We both recognized the importance of getting the annual FREE credit report from the Canadian Credit Bureau (via TransUnion or Equifax) and both of us were surprised so many people did not take advantage of this FREE update on who has been poking around their credit bureau file. Another vital element to checking the report annually is to make sure no incorrect information lies on this important document. If you go to www.transunion.ca you can learn how to get your credit report and score. Monitoring your credit bureau file is a key step in stopping identity thieves before they act.
Along with providing valuable products and services, Barry’s company blogs updates on identity theft matters. Here is one article outlining the definitions of terms used in today’s increasingly internet/credit card/web-based scamming.
While surfing their site, I discovered many terrific articles. Here is one about what to do to prevent theft while on vacation.
As Barry says, we now have a ‘financial DNA’ and people can be on the other side of the globe, or right next to you in line trying to get your financial information. How quaint it seems to remember words such as pickpockets, cat burglars or home invaders. There was a time people had to get up close and personal to steal from us. Now these thieves can use many different methods.

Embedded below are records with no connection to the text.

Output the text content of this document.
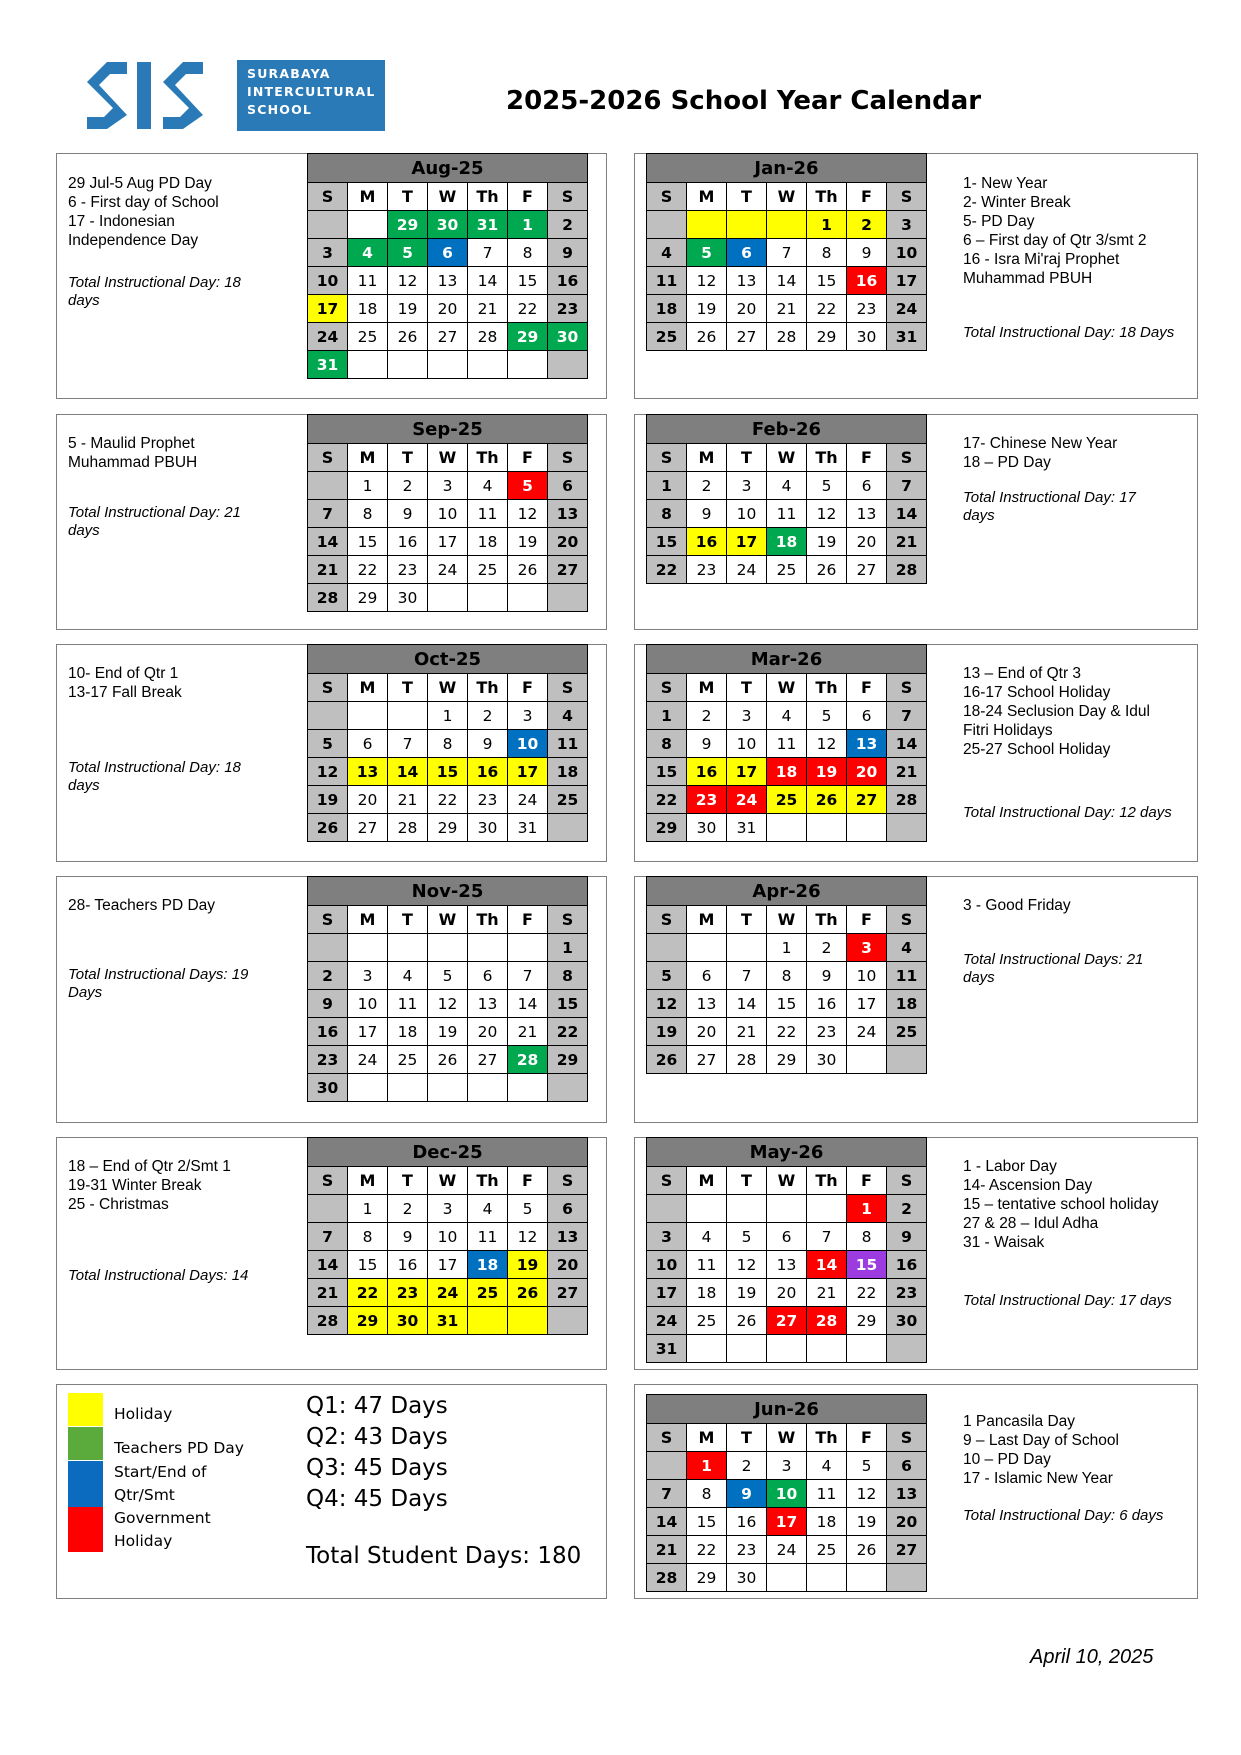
SURABAYA
INTERCULTURAL
SCHOOL	2025-2026 School Year Calendar
29 Jul-5 Aug PD Day
6 - First day of School
17 - Indonesian
Independence Day
Total Instructional Day: 18
days
Aug-25						
S	M	T	W	Th	F	S
		29	30	31	1	2
3	4	5	6	7	8	9
10	11	12	13	14	15	16
17	18	19	20	21	22	23
24	25	26	27	28	29	30
31						
5 - Maulid Prophet
Muhammad PBUH
Total Instructional Day: 21
days
Sep-25						
S	M	T	W	Th	F	S
	1	2	3	4	5	6
7	8	9	10	11	12	13
14	15	16	17	18	19	20
21	22	23	24	25	26	27
28	29	30				
10- End of Qtr 1
13-17 Fall Break
Total Instructional Day: 18
days
Oct-25						
S	M	T	W	Th	F	S
			1	2	3	4
5	6	7	8	9	10	11
12	13	14	15	16	17	18
19	20	21	22	23	24	25
26	27	28	29	30	31	
28- Teachers PD Day
Total Instructional Days: 19
Days
Nov-25						
S	M	T	W	Th	F	S
						1
2	3	4	5	6	7	8
9	10	11	12	13	14	15
16	17	18	19	20	21	22
23	24	25	26	27	28	29
30						
18 – End of Qtr 2/Smt 1
19-31 Winter Break
25 - Christmas
Total Instructional Days: 14
Dec-25						
S	M	T	W	Th	F	S
	1	2	3	4	5	6
7	8	9	10	11	12	13
14	15	16	17	18	19	20
21	22	23	24	25	26	27
28	29	30	31			
1- New Year
2- Winter Break
5- PD Day
6 – First day of Qtr 3/smt 2
16 - Isra Mi'raj Prophet
Muhammad PBUH
Total Instructional Day: 18 Days
Jan-26						
S	M	T	W	Th	F	S
				1	2	3
4	5	6	7	8	9	10
11	12	13	14	15	16	17
18	19	20	21	22	23	24
25	26	27	28	29	30	31
17- Chinese New Year
18 – PD Day
Total Instructional Day: 17
days
Feb-26						
S	M	T	W	Th	F	S
1	2	3	4	5	6	7
8	9	10	11	12	13	14
15	16	17	18	19	20	21
22	23	24	25	26	27	28
13 – End of Qtr 3
16-17 School Holiday
18-24 Seclusion Day & Idul
Fitri Holidays
25-27 School Holiday
Total Instructional Day: 12 days
Mar-26						
S	M	T	W	Th	F	S
1	2	3	4	5	6	7
8	9	10	11	12	13	14
15	16	17	18	19	20	21
22	23	24	25	26	27	28
29	30	31				
3 - Good Friday
Total Instructional Days: 21
days
Apr-26						
S	M	T	W	Th	F	S
			1	2	3	4
5	6	7	8	9	10	11
12	13	14	15	16	17	18
19	20	21	22	23	24	25
26	27	28	29	30		
1 - Labor Day
14- Ascension Day
15 – tentative school holiday
27 & 28 – Idul Adha
31 - Waisak
Total Instructional Day: 17 days
May-26						
S	M	T	W	Th	F	S
					1	2
3	4	5	6	7	8	9
10	11	12	13	14	15	16
17	18	19	20	21	22	23
24	25	26	27	28	29	30
31						
1 Pancasila Day
9 – Last Day of School
10 – PD Day
17 - Islamic New Year
Total Instructional Day: 6 days
Jun-26						
S	M	T	W	Th	F	S
	1	2	3	4	5	6
7	8	9	10	11	12	13
14	15	16	17	18	19	20
21	22	23	24	25	26	27
28	29	30				
Holiday
Teachers PD Day
Start/End of
Qtr/Smt
Government
Holiday
Q1: 47 Days
Q2: 43 Days
Q3: 45 Days
Q4: 45 Days
Total Student Days: 180
April 10, 2025
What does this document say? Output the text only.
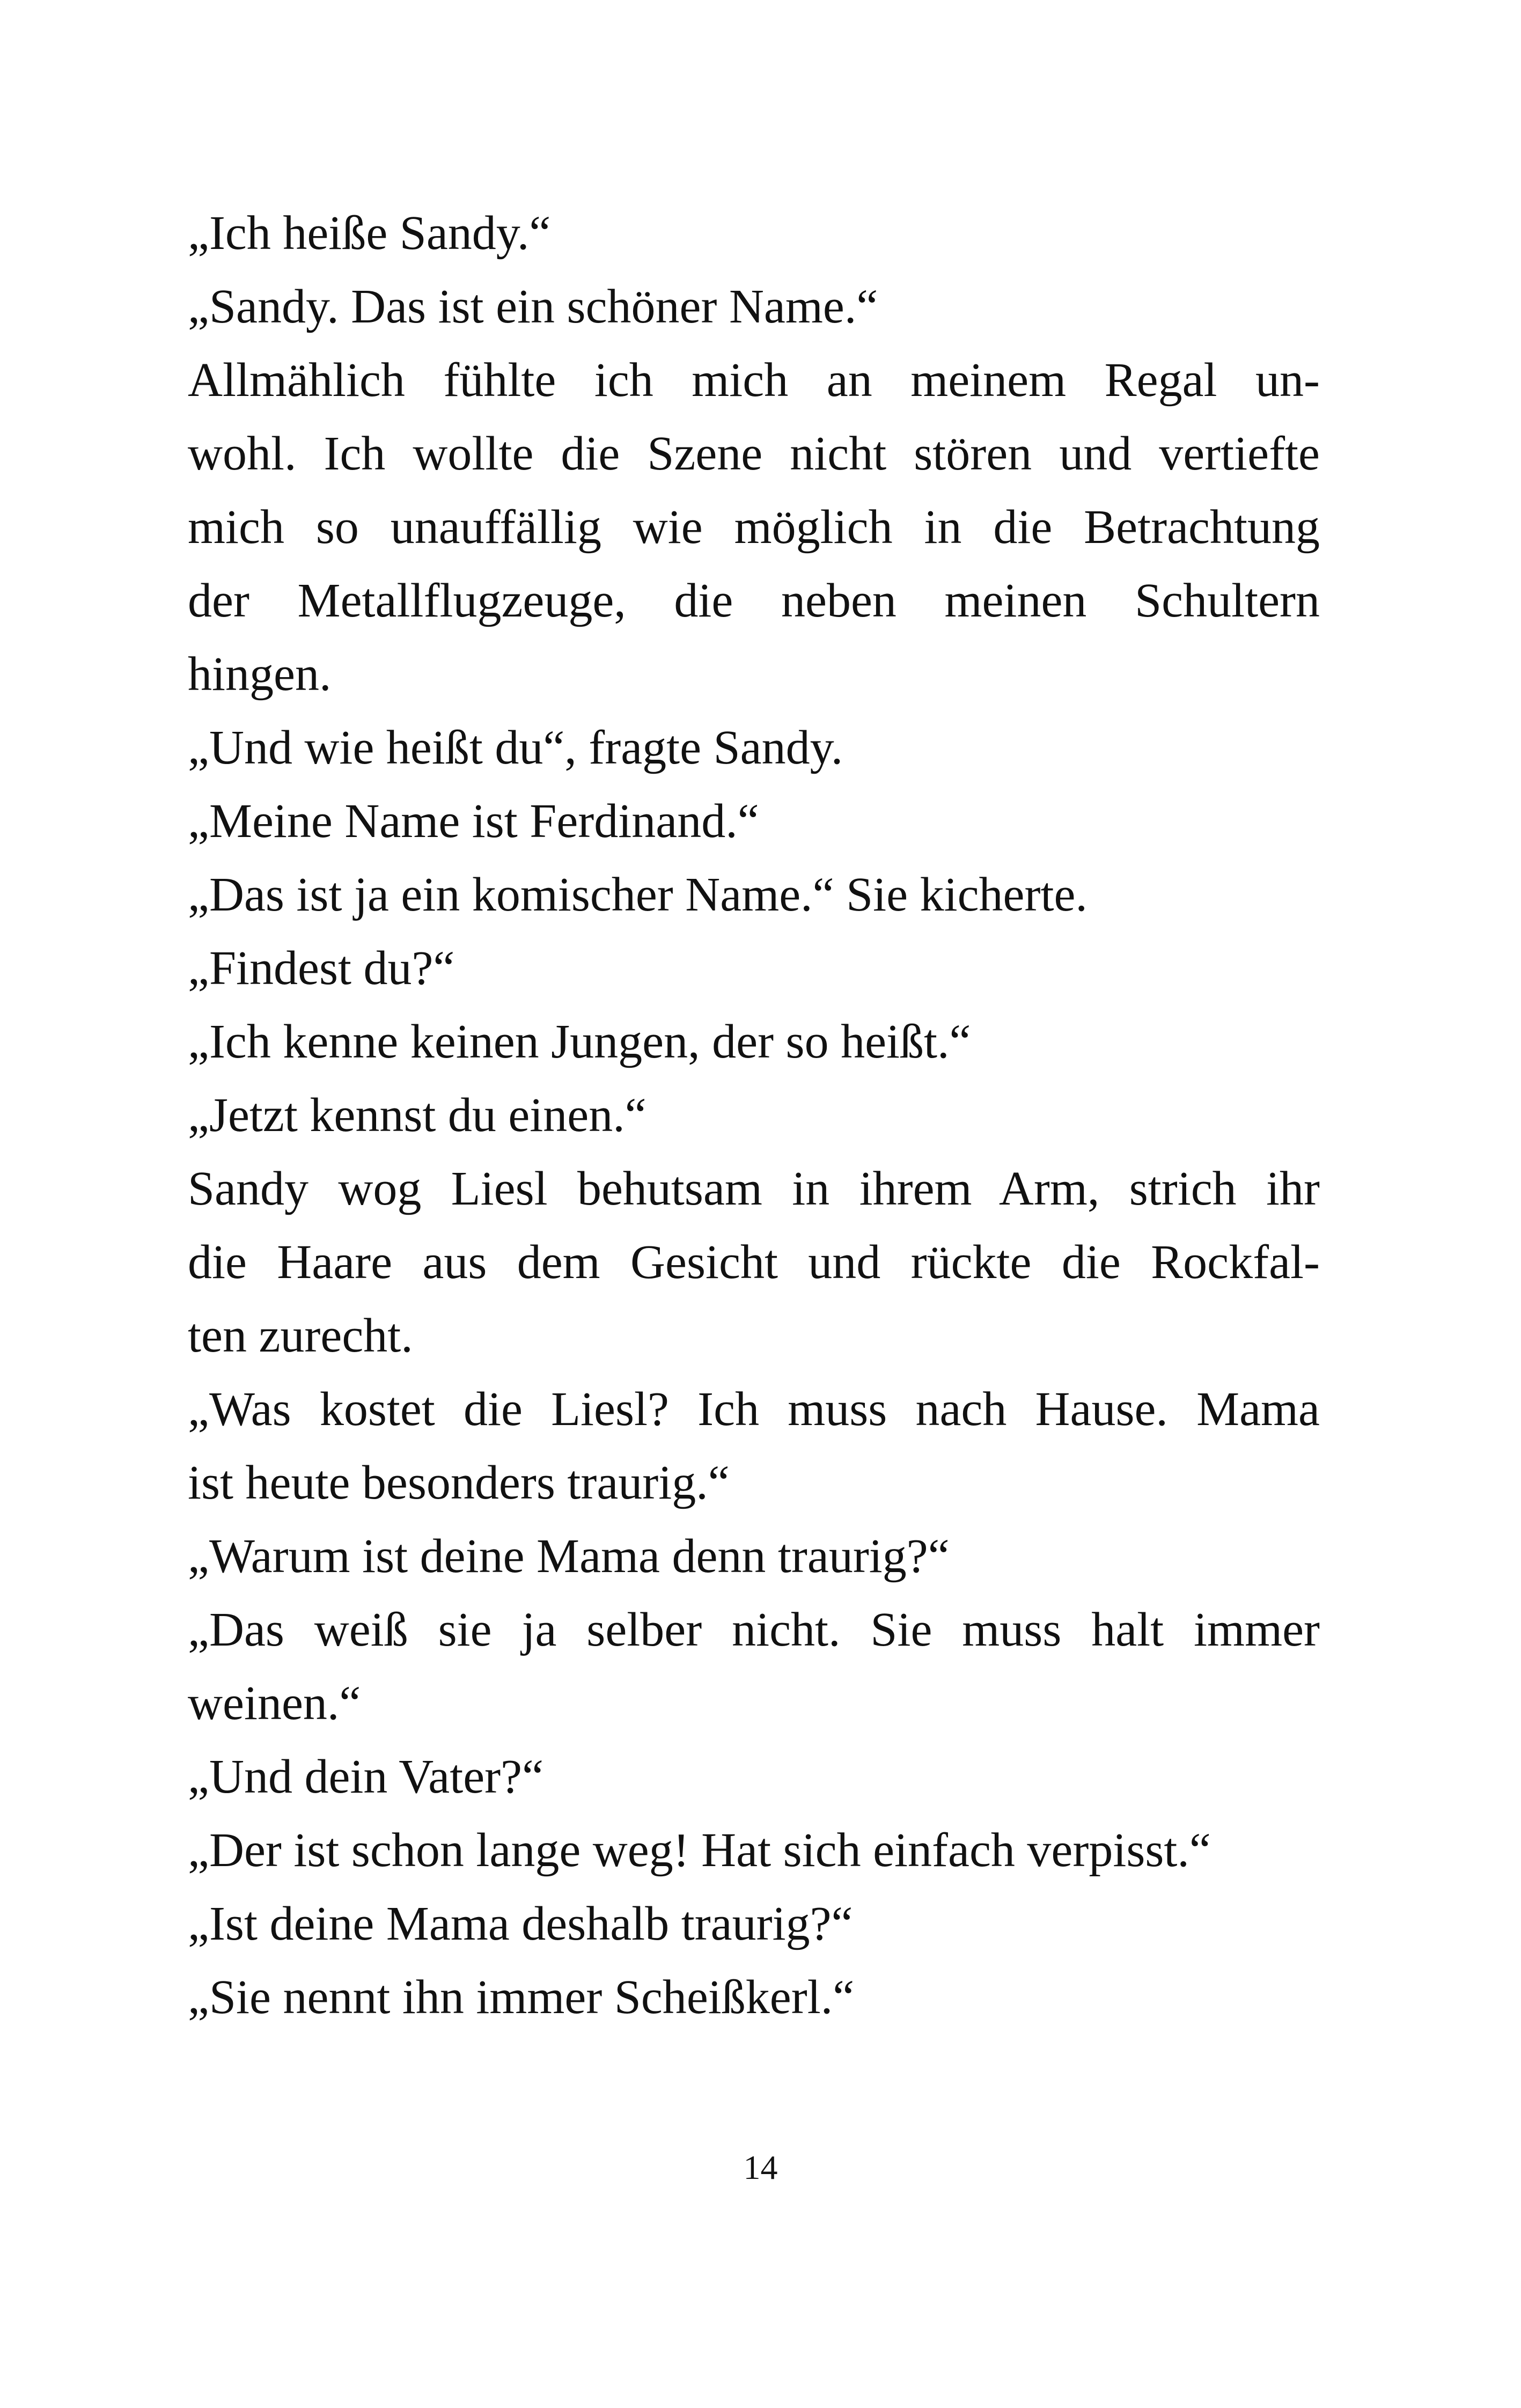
„Ich heiße Sandy.“
„Sandy. Das ist ein schöner Name.“
Allmählich fühlte ich mich an meinem Regal un-
wohl. Ich wollte die Szene nicht stören und vertiefte
mich so unauffällig wie möglich in die Betrachtung
der Metallflugzeuge, die neben meinen Schultern
hingen.
„Und wie heißt du“, fragte Sandy.
„Meine Name ist Ferdinand.“
„Das ist ja ein komischer Name.“ Sie kicherte.
„Findest du?“
„Ich kenne keinen Jungen, der so heißt.“
„Jetzt kennst du einen.“
Sandy wog Liesl behutsam in ihrem Arm, strich ihr
die Haare aus dem Gesicht und rückte die Rockfal-
ten zurecht.
„Was kostet die Liesl? Ich muss nach Hause. Mama
ist heute besonders traurig.“
„Warum ist deine Mama denn traurig?“
„Das weiß sie ja selber nicht. Sie muss halt immer
weinen.“
„Und dein Vater?“
„Der ist schon lange weg! Hat sich einfach verpisst.“
„Ist deine Mama deshalb traurig?“
„Sie nennt ihn immer Scheißkerl.“
14
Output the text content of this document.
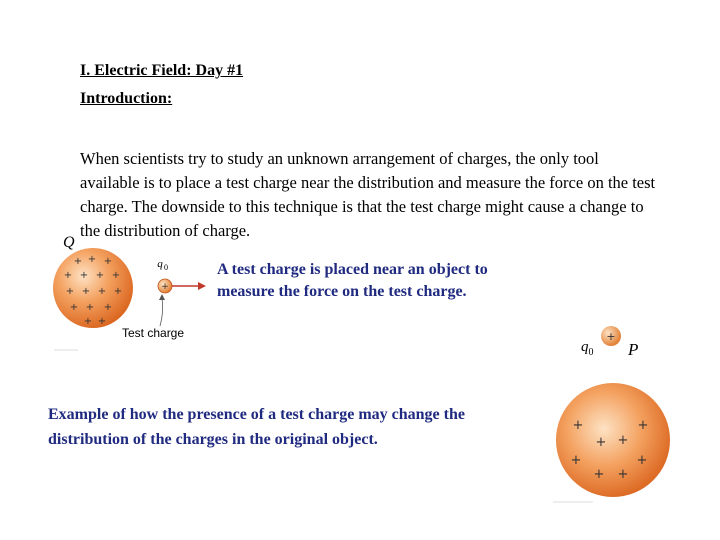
I. Electric Field: Day #1
Introduction:
When scientists try to study an unknown arrangement of charges, the only tool available is to place a test charge near the distribution and measure the force on the test charge. The downside to this technique is that the test charge might cause a change to the distribution of charge.
+ + +
+ + + +
+ + + +
+ + +
+ +
+
q 0
Q
Test charge
A test charge is placed near an object to measure the force on the test charge.
+
$q_0$ P
+	+
+ +
+	+
+ +
Example of how the presence of a test charge may change the distribution of the charges in the original object.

Your information is valuable and needs just as much protection as your car or wallet. Another great quote on their website is “Don’t let someone else have the time of your life.”
Along with identity theft lies another danger to our finances: fraud. Here are a couple of things you may not know about scams and frauds from the September issue of Zoomer magazine.
- Those between the ages of 50-59 are the most common targets and reported the highest dollar amount.
- In 2012 17,000 Canadians reported being victimized by fraudulent activities accounting for $16 million in losses.
- Police estimate that only 5% of victims ever report the crime.
Yikes, that could be me getting scammed. I want to be a trusting person. I don’t understand why anyone would want a job title that reads: stealing from other people. But I am reminded of a phrase my science pals Peter and Margaret always use: trust but verify. In other words, trust comes first, closely followed by confirmation. No longer can we operate on blind faith that everyone acts in an upright and decent fashion, if ever we could operate that way.
Just as we monitor our heart rate and blood pressure, we must monitor our credit scores because we worked hard to obtain them. And we must work hard to verify that the people we deal with are worthy of our trust.
That is what’s on my mind today, what do you think?